David Brown <time(at)bigpond(dot)net(dot)au> writes:
> I'm hoping someone can shed some light on these results.

Not without a lot more detail on how you *got* the results. What
exactly did you do to force the various plan choices? (I see some
ridiculous choices of indexscans, for instance, suggesting improper use
of enable_seqscan in some cases.) And what's the "cache rows" and "disk
rows" stuff, and how do you know that what you were measuring is
actually what you think it is? I have zero confidence in
Windows-atop-ATA as a platform for measuring disk-related behaviors,
because I don't think you can control or even know what caching is
going on.

regards, tom lane


From: David Brown <time(at)bigpond(dot)net(dot)au>
To: Tom Lane <tgl(at)sss(dot)pgh(dot)pa(dot)us>
Cc: pgsql-performance(at)postgresql(dot)org
Subject: Re: Planner really hates nested loops
Date: 2005-02-03 23:22:39
Message-ID: 4202B23F.5080604@bigpond.net.au
Views: Raw Message | Whole Thread | Download mbox | Resend email
Lists: pgsql-performance

Tom Lane wrote:

>What exactly did you do to force the various plan choices? (I see some
>ridiculous choices of indexscans, for instance, suggesting improper use
>of enable_seqscan in some cases.)
>
Except for forcing a hash with indexes (to show that increased use of
indexes is not necessarily good), the "ridiculous choices of indexscans"
are straight from the planner, i.e.
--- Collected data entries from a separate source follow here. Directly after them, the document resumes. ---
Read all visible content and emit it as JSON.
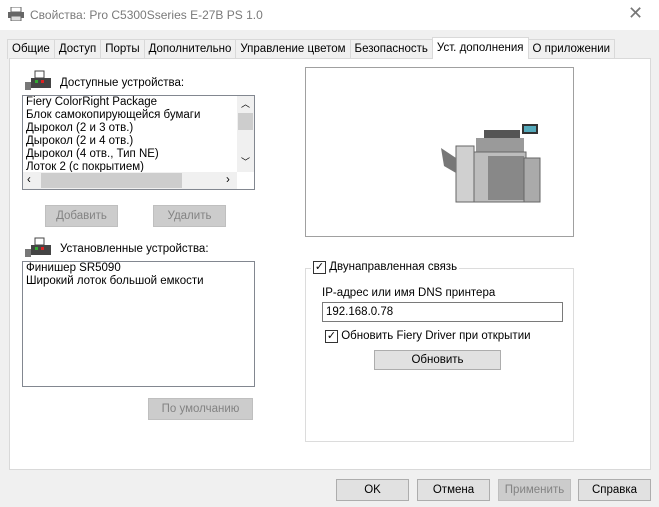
{
  "window": {
    "title": "Свойства: Pro C5300Sseries E-27B PS 1.0",
    "close": "✕"
  },
  "tabs": [
    "Общие",
    "Доступ",
    "Порты",
    "Дополнительно",
    "Управление цветом",
    "Безопасность",
    "Уст. дополнения",
    "О приложении"
  ],
  "available": {
    "label": "Доступные устройства:",
    "items": [
      "Fiery ColorRight Package",
      "Блок самокопирующейся бумаги",
      "Дырокол (2 и 3 отв.)",
      "Дырокол (2 и 4 отв.)",
      "Дырокол (4 отв., Тип NE)",
      "Лоток 2 (с покрытием)"
    ]
  },
  "buttons": {
    "add": "Добавить",
    "remove": "Удалить",
    "default": "По умолчанию",
    "update": "Обновить",
    "ok": "OK",
    "cancel": "Отмена",
    "apply": "Применить",
    "help": "Справка"
  },
  "installed": {
    "label": "Установленные устройства:",
    "items": [
      "Финишер SR5090",
      "Широкий лоток большой емкости"
    ]
  },
  "comm": {
    "bidirectional": "Двунаправленная связь",
    "ip_label": "IP-адрес или имя DNS принтера",
    "ip_value": "192.168.0.78",
    "update_on_open": "Обновить Fiery Driver при открытии"
  }
}
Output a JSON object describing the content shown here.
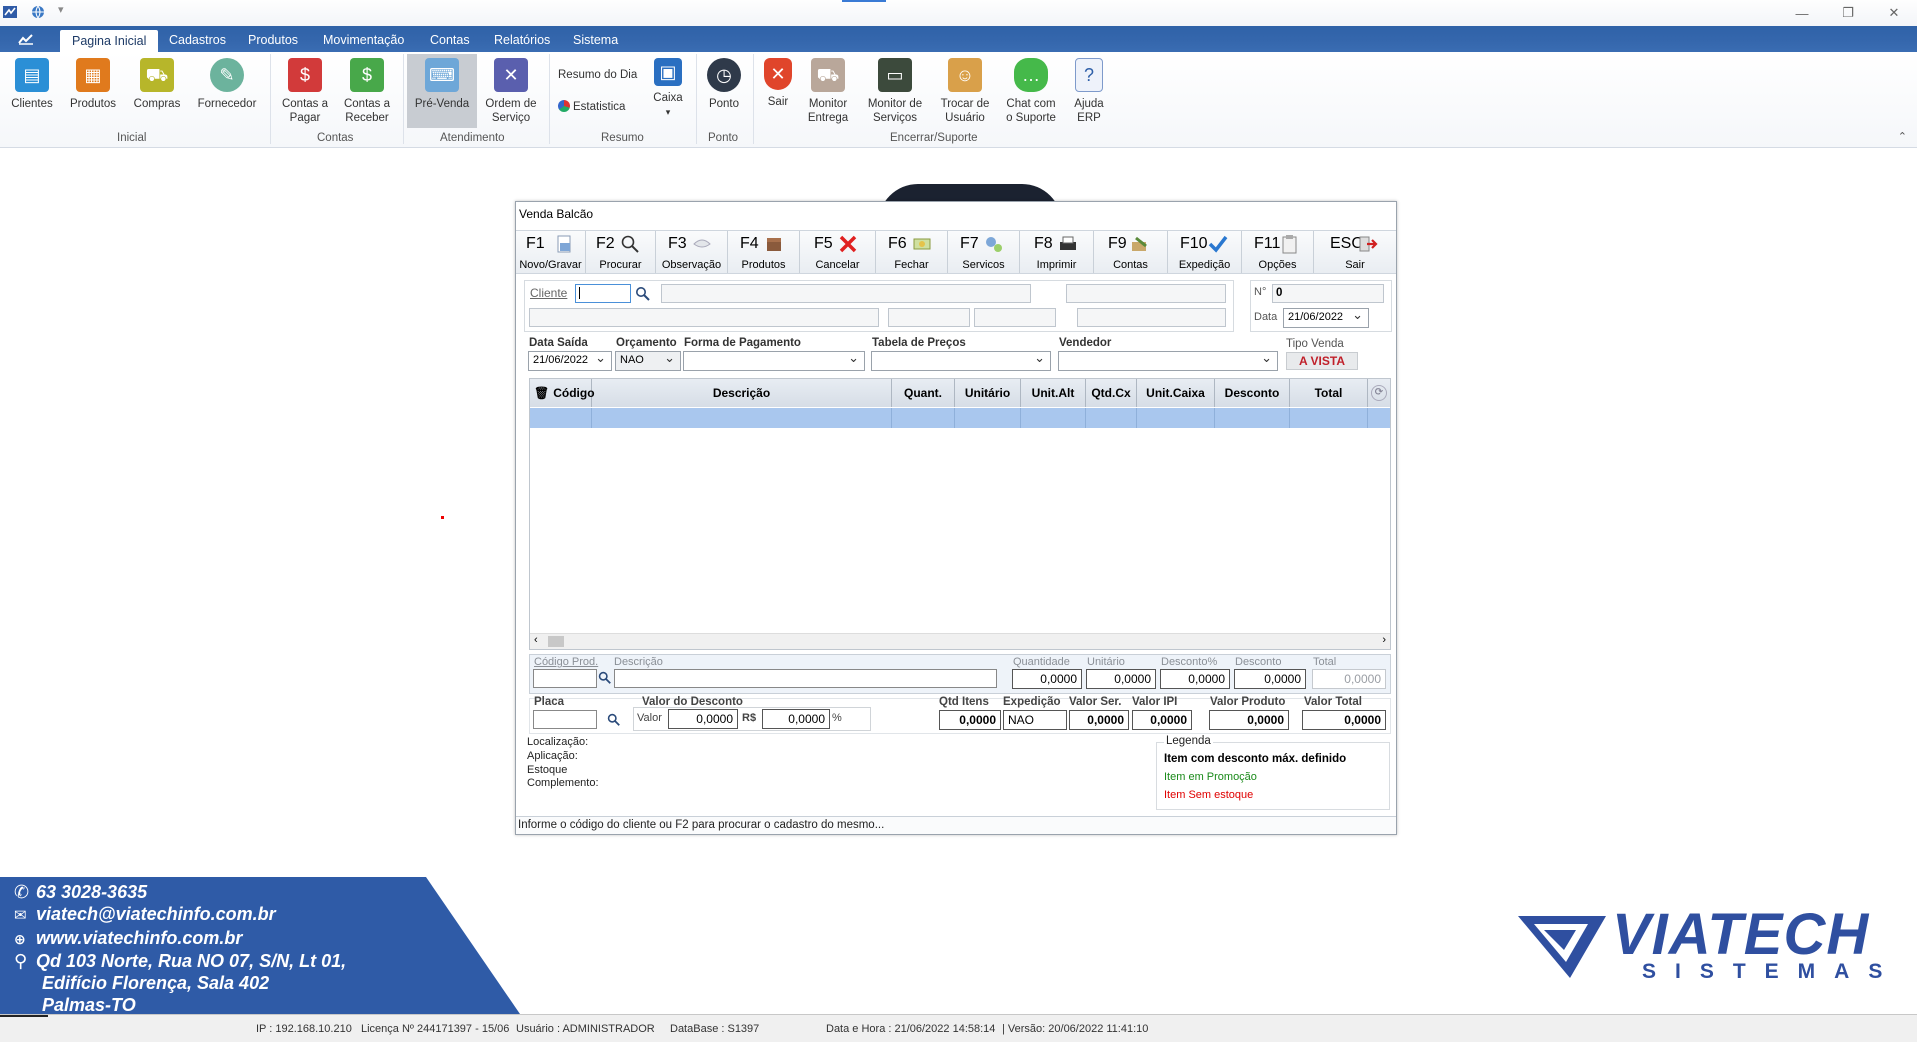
{
  "ribbon": {
    "tabs": [
      "Pagina Inicial",
      "Cadastros",
      "Produtos",
      "Movimentação",
      "Contas",
      "Relatórios",
      "Sistema"
    ],
    "groups": {
      "inicial": "Inicial",
      "contas": "Contas",
      "atendimento": "Atendimento",
      "resumo": "Resumo",
      "ponto": "Ponto",
      "encerrar": "Encerrar/Suporte"
    },
    "buttons": {
      "clientes": "Clientes",
      "produtos": "Produtos",
      "compras": "Compras",
      "fornecedor": "Fornecedor",
      "contas_pagar_1": "Contas a",
      "contas_pagar_2": "Pagar",
      "contas_receber_1": "Contas a",
      "contas_receber_2": "Receber",
      "pre_venda": "Pré-Venda",
      "ordem_1": "Ordem de",
      "ordem_2": "Serviço",
      "resumo_dia": "Resumo  do Dia",
      "estatistica": "Estatistica",
      "caixa": "Caixa",
      "ponto": "Ponto",
      "sair": "Sair",
      "monitor_entrega_1": "Monitor",
      "monitor_entrega_2": "Entrega",
      "monitor_servicos_1": "Monitor de",
      "monitor_servicos_2": "Serviços",
      "trocar_1": "Trocar de",
      "trocar_2": "Usuário",
      "chat_1": "Chat com",
      "chat_2": "o Suporte",
      "ajuda_1": "Ajuda",
      "ajuda_2": "ERP"
    }
  },
  "window": {
    "title": "Venda Balcão",
    "fkeys": [
      {
        "key": "F1",
        "label": "Novo/Gravar"
      },
      {
        "key": "F2",
        "label": "Procurar"
      },
      {
        "key": "F3",
        "label": "Observação"
      },
      {
        "key": "F4",
        "label": "Produtos"
      },
      {
        "key": "F5",
        "label": "Cancelar"
      },
      {
        "key": "F6",
        "label": "Fechar"
      },
      {
        "key": "F7",
        "label": "Servicos"
      },
      {
        "key": "F8",
        "label": "Imprimir"
      },
      {
        "key": "F9",
        "label": "Contas"
      },
      {
        "key": "F10",
        "label": "Expedição"
      },
      {
        "key": "F11",
        "label": "Opções"
      },
      {
        "key": "ESC",
        "label": "Sair"
      }
    ],
    "cliente_label": "Cliente",
    "numero_label": "N°",
    "numero_value": "0",
    "data_label": "Data",
    "data_value": "21/06/2022",
    "data_saida_label": "Data Saída",
    "data_saida_value": "21/06/2022",
    "orcamento_label": "Orçamento",
    "orcamento_value": "NAO",
    "forma_pagamento_label": "Forma de Pagamento",
    "tabela_precos_label": "Tabela de Preços",
    "vendedor_label": "Vendedor",
    "tipo_venda_label": "Tipo Venda",
    "tipo_venda_value": "A VISTA",
    "grid_headers": [
      "Código",
      "Descrição",
      "Quant.",
      "Unitário",
      "Unit.Alt",
      "Qtd.Cx",
      "Unit.Caixa",
      "Desconto",
      "Total"
    ],
    "item": {
      "codigo_label": "Código Prod.",
      "descricao_label": "Descrição",
      "quantidade_label": "Quantidade",
      "unitario_label": "Unitário",
      "desconto_pct_label": "Desconto%",
      "desconto_label": "Desconto",
      "total_label": "Total",
      "quantidade": "0,0000",
      "unitario": "0,0000",
      "desconto_pct": "0,0000",
      "desconto": "0,0000",
      "total": "0,0000"
    },
    "placa_label": "Placa",
    "valor_desconto_label": "Valor do Desconto",
    "valor_label": "Valor",
    "valor_value": "0,0000",
    "rs_label": "R$",
    "rs_value": "0,0000",
    "pct_symbol": "%",
    "totals": {
      "qtd_itens_label": "Qtd Itens",
      "qtd_itens": "0,0000",
      "expedicao_label": "Expedição",
      "expedicao": "NAO",
      "valor_ser_label": "Valor Ser.",
      "valor_ser": "0,0000",
      "valor_ipi_label": "Valor IPI",
      "valor_ipi": "0,0000",
      "valor_produto_label": "Valor Produto",
      "valor_produto": "0,0000",
      "valor_total_label": "Valor Total",
      "valor_total": "0,0000"
    },
    "info_labels": [
      "Localização:",
      "Aplicação:",
      "Estoque",
      "Complemento:"
    ],
    "legend": {
      "title": "Legenda",
      "item1": "Item com desconto máx. definido",
      "item2": "Item em Promoção",
      "item3": "Item Sem estoque",
      "colors": {
        "item1": "#000000",
        "item2": "#1a8a1a",
        "item3": "#e00000"
      }
    },
    "status_msg": "Informe o  código do cliente ou F2 para procurar o cadastro do mesmo..."
  },
  "contact": {
    "phone": "63 3028-3635",
    "email": "viatech@viatechinfo.com.br",
    "site": "www.viatechinfo.com.br",
    "addr1": "Qd 103 Norte, Rua NO 07, S/N, Lt 01,",
    "addr2": "Edifício Florença, Sala 402",
    "addr3": "Palmas-TO"
  },
  "logo": {
    "name": "VIATECH",
    "sub": "SISTEMAS"
  },
  "statusbar": {
    "ip": "IP : 192.168.10.210",
    "licenca": "Licença Nº 244171397 - 15/06",
    "usuario": "Usuário : ADMINISTRADOR",
    "database": "DataBase : S1397",
    "data_hora": "Data e Hora : 21/06/2022 14:58:14",
    "versao": "| Versão: 20/06/2022 11:41:10"
  },
  "colors": {
    "ribbon_blue": "#3567ad",
    "accent_red": "#c0202a",
    "brand_blue": "#2f4fa0",
    "panel_blue": "#2f5ba7"
  }
}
I did not use enable_seqscan.
Obviously, the alternative join methods were obtained by disabling hash
joins and merge joins.

> And what's the "cache rows" and "disk
>rows" stuff, and how do you know that what you were measuring is
>actually what you think it is? I have zero confidence in
>Windows-atop-ATA as a platform for measuring disk-related behaviors,
>because I don't think you can control or even know what caching is
>going on.
>
>
The terms are just abbreviated headings to make it easier to check what
you're looking at. "Cache" refers to repeated runs without disk I/O.
"Disk" refers to a completely initialized system with no PostgreSQL data
in the OS cache (i.e. after a reboot - this is Benchmarking 101). All
results were verified with *at least* two runs at different times. This
is not to say the "disk" results are an accurate or absolute benchmark,
but they're useful as a reference when looking at the cached results.
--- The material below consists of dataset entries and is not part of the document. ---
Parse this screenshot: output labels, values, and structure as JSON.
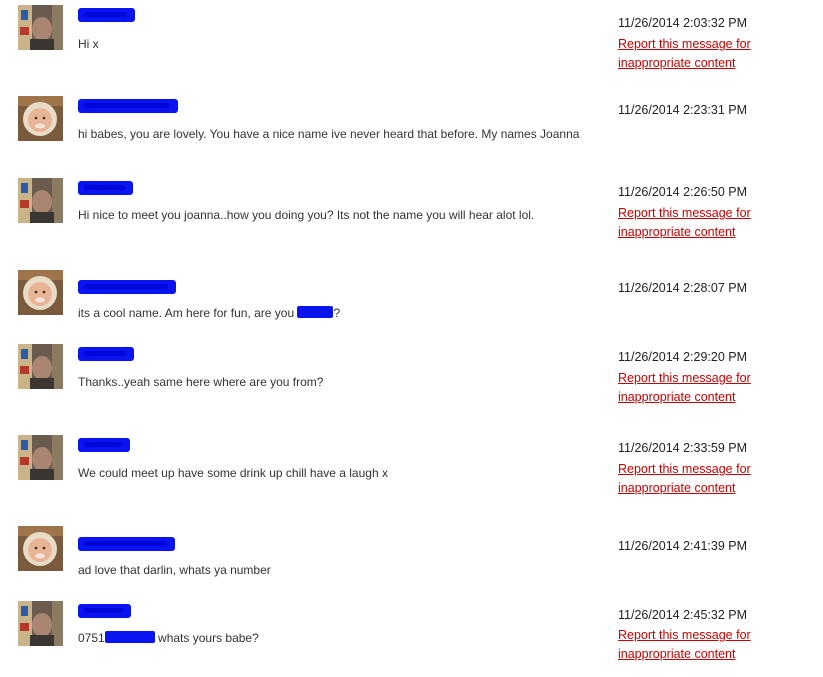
{
  "report_label": "Report this message for inappropriate content",
  "messages": [
    {
      "sender": "man",
      "time": "11/26/2014 2:03:32 PM",
      "text": "Hi x",
      "reportable": true
    },
    {
      "sender": "woman",
      "time": "11/26/2014 2:23:31 PM",
      "text": "hi babes, you are lovely. You have a nice name ive never heard that before. My names Joanna",
      "reportable": false
    },
    {
      "sender": "man",
      "time": "11/26/2014 2:26:50 PM",
      "text": "Hi nice to meet you joanna..how you doing you? Its not the name you will hear alot lol.",
      "reportable": true
    },
    {
      "sender": "woman",
      "time": "11/26/2014 2:28:07 PM",
      "text_before": "its a cool name. Am here for fun, are you",
      "text_after": "?",
      "reportable": false
    },
    {
      "sender": "man",
      "time": "11/26/2014 2:29:20 PM",
      "text": "Thanks..yeah same here where are you from?",
      "reportable": true
    },
    {
      "sender": "man",
      "time": "11/26/2014 2:33:59 PM",
      "text": "We could meet up have some drink up chill have a laugh x",
      "reportable": true
    },
    {
      "sender": "woman",
      "time": "11/26/2014 2:41:39 PM",
      "text": "ad love that darlin, whats ya number",
      "reportable": false
    },
    {
      "sender": "man",
      "time": "11/26/2014 2:45:32 PM",
      "text_before": "0751",
      "text_after": "whats yours babe?",
      "reportable": true
    }
  ]
}
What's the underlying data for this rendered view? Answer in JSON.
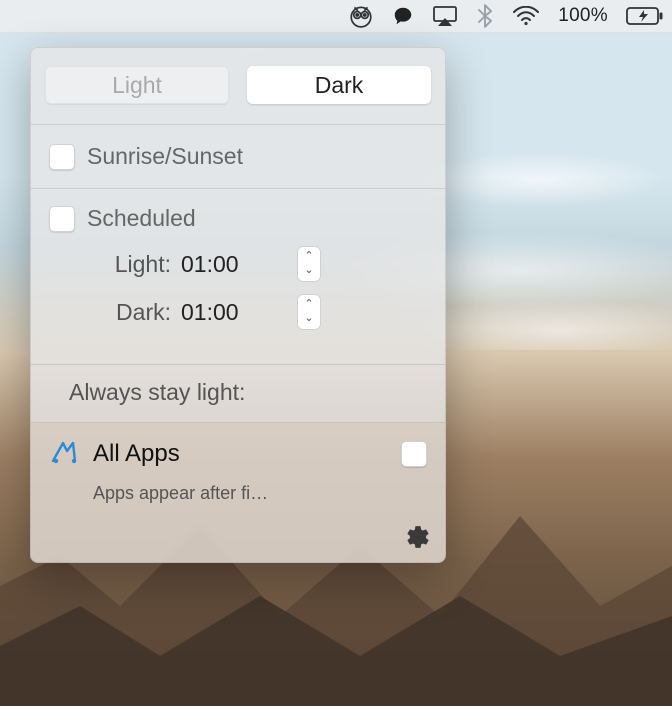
{
  "menubar": {
    "battery_percent": "100%"
  },
  "popover": {
    "seg": {
      "light_label": "Light",
      "dark_label": "Dark",
      "active": "dark"
    },
    "sunrise_label": "Sunrise/Sunset",
    "scheduled": {
      "label": "Scheduled",
      "light_label": "Light:",
      "light_time": "01:00",
      "dark_label": "Dark:",
      "dark_time": "01:00"
    },
    "stay_light_label": "Always stay light:",
    "apps": {
      "all_label": "All Apps",
      "hint": "Apps appear after fi…"
    }
  }
}
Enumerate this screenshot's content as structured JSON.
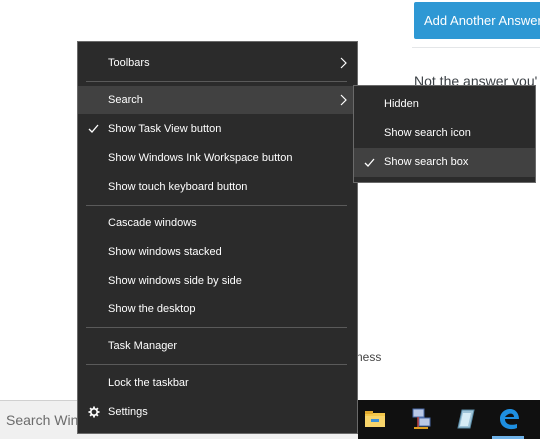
{
  "page": {
    "answer_button": "Add Another Answer",
    "not_answer_text": "Not the answer you'",
    "fragment_text": "ness"
  },
  "context_menu": {
    "toolbars": "Toolbars",
    "search": "Search",
    "show_task_view": "Show Task View button",
    "show_ink_workspace": "Show Windows Ink Workspace button",
    "show_touch_keyboard": "Show touch keyboard button",
    "cascade_windows": "Cascade windows",
    "show_windows_stacked": "Show windows stacked",
    "show_side_by_side": "Show windows side by side",
    "show_desktop": "Show the desktop",
    "task_manager": "Task Manager",
    "lock_taskbar": "Lock the taskbar",
    "settings": "Settings",
    "checked": [
      "Show Task View button"
    ]
  },
  "search_submenu": {
    "hidden": "Hidden",
    "show_search_icon": "Show search icon",
    "show_search_box": "Show search box",
    "selected": "Show search box"
  },
  "taskbar": {
    "search_placeholder": "Search Windows",
    "pinned_icons": [
      "file-explorer-icon",
      "network-icon",
      "sticky-notes-icon",
      "edge-icon"
    ],
    "active_app": "edge-icon"
  },
  "colors": {
    "menu_bg": "#2b2b2b",
    "menu_highlight": "#414141",
    "accent_button": "#2e98d4",
    "taskbar_bg": "#101010"
  }
}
In any case, I can get the same "cached" results by increasing buffers
to take up most of the memory and thereby make them the defacto cache.
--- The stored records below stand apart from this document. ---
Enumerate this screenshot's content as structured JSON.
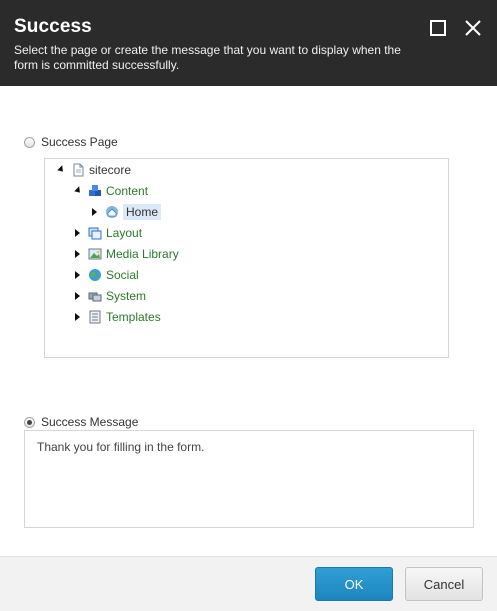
{
  "dialog": {
    "title": "Success",
    "subtitle": "Select the page or create the message that you want to display when the form is committed successfully."
  },
  "options": {
    "success_page_label": "Success Page",
    "success_message_label": "Success Message",
    "selected": "success_message"
  },
  "tree": {
    "root": "sitecore",
    "content": "Content",
    "home": "Home",
    "layout": "Layout",
    "media_library": "Media Library",
    "social": "Social",
    "system": "System",
    "templates": "Templates"
  },
  "message": {
    "value": "Thank you for filling in the form."
  },
  "footer": {
    "ok_label": "OK",
    "cancel_label": "Cancel"
  },
  "colors": {
    "header_bg": "#2b2b2b",
    "tree_label": "#2a7a2a",
    "ok_bg": "#2592c9"
  }
}
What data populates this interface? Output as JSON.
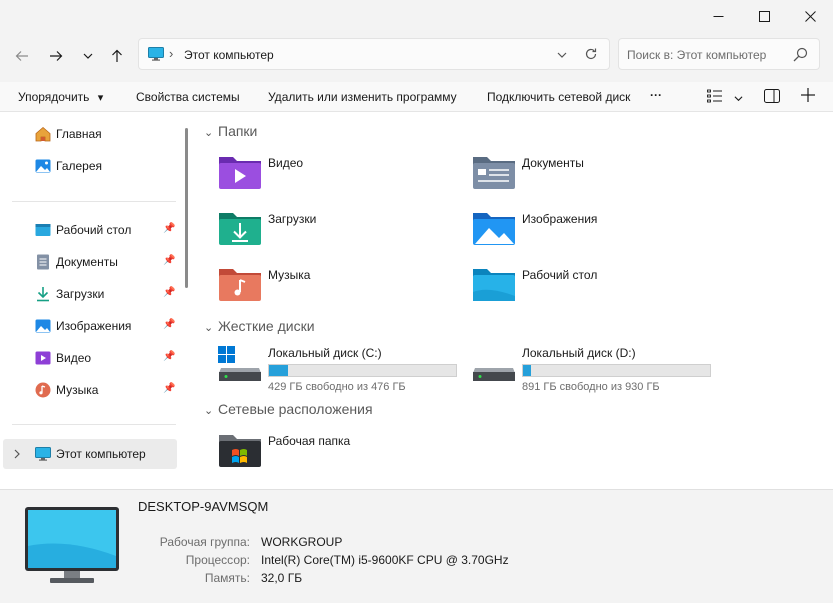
{
  "window": {
    "minimize_icon": "minimize-icon",
    "maximize_icon": "maximize-icon",
    "close_icon": "close-icon"
  },
  "address": {
    "path": "Этот компьютер",
    "separator": "›",
    "search_placeholder": "Поиск в: Этот компьютер"
  },
  "commands": {
    "organize": "Упорядочить",
    "organize_arrow": "⌄",
    "system_properties": "Свойства системы",
    "uninstall": "Удалить или изменить программу",
    "map_drive": "Подключить сетевой диск",
    "more": "···"
  },
  "sidebar": {
    "top": [
      {
        "label": "Главная",
        "icon": "home-icon"
      },
      {
        "label": "Галерея",
        "icon": "gallery-icon"
      }
    ],
    "pinned": [
      {
        "label": "Рабочий стол",
        "icon": "desktop-icon"
      },
      {
        "label": "Документы",
        "icon": "documents-icon"
      },
      {
        "label": "Загрузки",
        "icon": "downloads-icon"
      },
      {
        "label": "Изображения",
        "icon": "pictures-icon"
      },
      {
        "label": "Видео",
        "icon": "videos-icon"
      },
      {
        "label": "Музыка",
        "icon": "music-icon"
      }
    ],
    "this_pc": {
      "label": "Этот компьютер",
      "icon": "monitor-icon"
    }
  },
  "sections": {
    "folders": "Папки",
    "drives": "Жесткие диски",
    "network": "Сетевые расположения"
  },
  "folders": [
    {
      "label": "Видео",
      "color": "#8e3fd6"
    },
    {
      "label": "Документы",
      "color": "#6b7c94"
    },
    {
      "label": "Загрузки",
      "color": "#16a085"
    },
    {
      "label": "Изображения",
      "color": "#1e88e5"
    },
    {
      "label": "Музыка",
      "color": "#e06b4f"
    },
    {
      "label": "Рабочий стол",
      "color": "#1aa3d9"
    }
  ],
  "drives": [
    {
      "name": "Локальный диск (C:)",
      "free_text": "429 ГБ свободно из 476 ГБ",
      "used_fraction": 0.099
    },
    {
      "name": "Локальный диск (D:)",
      "free_text": "891 ГБ свободно из 930 ГБ",
      "used_fraction": 0.042
    }
  ],
  "network": [
    {
      "label": "Рабочая папка"
    }
  ],
  "details": {
    "computer_name": "DESKTOP-9AVMSQM",
    "workgroup_label": "Рабочая группа:",
    "workgroup": "WORKGROUP",
    "cpu_label": "Процессор:",
    "cpu": "Intel(R) Core(TM) i5-9600KF CPU @ 3.70GHz",
    "ram_label": "Память:",
    "ram": "32,0 ГБ"
  },
  "colors": {
    "accent": "#26a0da"
  }
}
With respect, could we please focus on the point of this thread? I've
spent a great deal of time experimenting with PostgreSQL over the last
couple of months, including reading every known web page regarding
tuning and following every post in this list in that period. I'm
confident that my results here are what most people will experience when
trying PostgreSQL, and I'd like to help in a constructive way.